Sunday, November 4, 2018

Review of "The Six Swans," by Robert D. San Souci

Review of
The Six Swans, by Robert D. San Souci ISBN 0671658484

Five out of five stars
 This fairy tale uses three themes very common in such tales, the mysterious beautiful woman that enthralls the king, the evil stepmother and the evil, manipulative witch. It opens with an elderly widowed king with seven children, one daughter and six sons, hunting alone in the forest. When the king gets hopelessly lost, he encounters a grizzled old woman that offers to help him if he will vow to marry her beautiful, but oddly mysterious daughter.
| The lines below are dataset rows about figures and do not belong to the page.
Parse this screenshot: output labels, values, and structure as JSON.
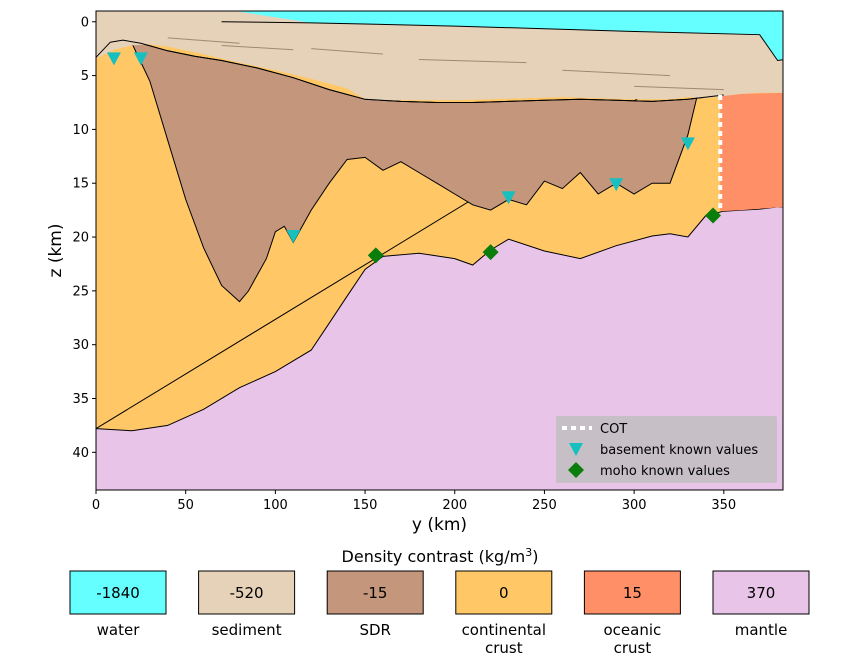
{
  "chart_data": {
    "type": "area",
    "xlabel": "y (km)",
    "ylabel": "z (km)",
    "xlim": [
      0,
      383
    ],
    "ylim": [
      43.5,
      -1
    ],
    "y_inverted": true,
    "xticks": [
      0,
      50,
      100,
      150,
      200,
      250,
      300,
      350
    ],
    "yticks": [
      0,
      5,
      10,
      15,
      20,
      25,
      30,
      35,
      40
    ],
    "layers": [
      {
        "name": "water",
        "color": "#66ffff"
      },
      {
        "name": "sediment",
        "color": "#e6d2b8"
      },
      {
        "name": "SDR",
        "color": "#c4967c"
      },
      {
        "name": "continental crust",
        "color": "#ffc766"
      },
      {
        "name": "oceanic crust",
        "color": "#ff8f66"
      },
      {
        "name": "mantle",
        "color": "#e9c4e9"
      }
    ],
    "surfaces": {
      "seafloor": {
        "x": [
          0,
          10,
          20,
          30,
          40,
          60,
          80,
          100,
          120,
          140,
          150,
          160,
          180,
          200,
          220,
          240,
          260,
          280,
          300,
          320,
          330,
          340,
          350,
          360,
          370,
          380
        ],
        "z": [
          3.4,
          2.6,
          2.2,
          2.1,
          2.3,
          3.0,
          3.8,
          4.5,
          5.3,
          6.2,
          7.2,
          7.3,
          7.3,
          7.3,
          7.2,
          7.1,
          7.0,
          7.1,
          7.2,
          7.2,
          7.0,
          7.1,
          6.9,
          6.7,
          6.6,
          6.6
        ]
      },
      "sediment_base": {
        "x": [
          0,
          8,
          15,
          25,
          40,
          55,
          70,
          90,
          110,
          130,
          150,
          170,
          190,
          210,
          230,
          250,
          270,
          290,
          310,
          330,
          340,
          350
        ],
        "z": [
          3.3,
          1.9,
          1.7,
          2.0,
          2.7,
          3.2,
          3.6,
          4.3,
          5.2,
          6.3,
          7.2,
          7.4,
          7.5,
          7.5,
          7.4,
          7.3,
          7.2,
          7.3,
          7.4,
          7.2,
          7.0,
          6.8
        ]
      },
      "basement": {
        "x": [
          0,
          8,
          20,
          30,
          40,
          50,
          60,
          70,
          80,
          85,
          90,
          95,
          100,
          105,
          110,
          120,
          130,
          140,
          150,
          160,
          170,
          180,
          190,
          200,
          210,
          220,
          230,
          240,
          250,
          260,
          270,
          280,
          290,
          300,
          310,
          320,
          330,
          335,
          340,
          350
        ],
        "z": [
          3.3,
          2.2,
          2.0,
          5.5,
          11.0,
          16.5,
          21.0,
          24.5,
          26.0,
          25.0,
          23.5,
          22.0,
          19.5,
          19.0,
          20.5,
          17.5,
          15.0,
          12.8,
          12.6,
          13.8,
          13.0,
          14.0,
          15.0,
          16.0,
          17.0,
          17.5,
          16.5,
          17.0,
          14.8,
          15.5,
          14.0,
          16.0,
          15.0,
          16.0,
          15.0,
          15.0,
          10.5,
          7.0,
          7.0,
          6.8
        ]
      },
      "moho": {
        "x": [
          0,
          20,
          40,
          60,
          80,
          100,
          120,
          130,
          140,
          150,
          160,
          180,
          200,
          210,
          220,
          230,
          250,
          270,
          290,
          310,
          320,
          330,
          340,
          350,
          360,
          370,
          380
        ],
        "z": [
          37.8,
          38.0,
          37.5,
          36.0,
          34.0,
          32.5,
          30.5,
          28.0,
          25.5,
          23.0,
          21.8,
          21.5,
          22.0,
          22.6,
          21.2,
          20.2,
          21.3,
          22.0,
          20.8,
          19.9,
          19.7,
          20.0,
          18.0,
          17.6,
          17.5,
          17.4,
          17.2
        ]
      },
      "cot": {
        "x": 348,
        "z_top": 6.8,
        "z_bottom": 17.6
      }
    },
    "basement_known_values": {
      "x": [
        10,
        25,
        110,
        230,
        290,
        330
      ],
      "z": [
        3.4,
        3.4,
        19.9,
        16.3,
        15.1,
        11.3
      ]
    },
    "moho_known_values": {
      "x": [
        156,
        220,
        344
      ],
      "z": [
        21.7,
        21.4,
        18.0
      ]
    },
    "legend": {
      "placement": "lower-right",
      "entries": [
        "COT",
        "basement known values",
        "moho known values"
      ]
    }
  },
  "density_panel": {
    "title": "Density contrast (kg/m",
    "title_sup": "3",
    "title_close": ")",
    "swatches": [
      {
        "value": "-1840",
        "label": [
          "water"
        ],
        "color": "#66ffff"
      },
      {
        "value": "-520",
        "label": [
          "sediment"
        ],
        "color": "#e6d2b8"
      },
      {
        "value": "-15",
        "label": [
          "SDR"
        ],
        "color": "#c4967c"
      },
      {
        "value": "0",
        "label": [
          "continental",
          "crust"
        ],
        "color": "#ffc766"
      },
      {
        "value": "15",
        "label": [
          "oceanic",
          "crust"
        ],
        "color": "#ff8f66"
      },
      {
        "value": "370",
        "label": [
          "mantle"
        ],
        "color": "#e9c4e9"
      }
    ]
  }
}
With no other way out of his dilemma, the king agrees to make her his queen.
 The daughter is of course an evil witch and casts a spell that turns the six brothers into beautiful, white swans, the girl manages to avoid the fate of her siblings. She learns that it is possible to break the spell, but only if she makes no sound for six years and sews each of them a shirt made from dew-flowers. Assuming the role of the loving sister, she stops talking and laughing and begins the slow process of spinning the shirts.
 When she is found by another king that is enchanted by her beauty and makes her his queen, the daughter is severely stressed and considered odd, until she is accused of being a witch. The witch of the forest is the aunt of the king and she lobbies to have the queen formally declared a witch and executed. At the day she was scheduled to die, her brothers in their swan forms swoop in, she covers them with the shirts that she made and can finally speak. The forest witch is revealed and suffers the fate of witches.
 While there is some tension in this story, there is nothing that will cause consternation in the young reader. It is a story where evil is punished, and the principles live happily for many years. The moral of perseverance in the face of adversity is one that is important for children to learn.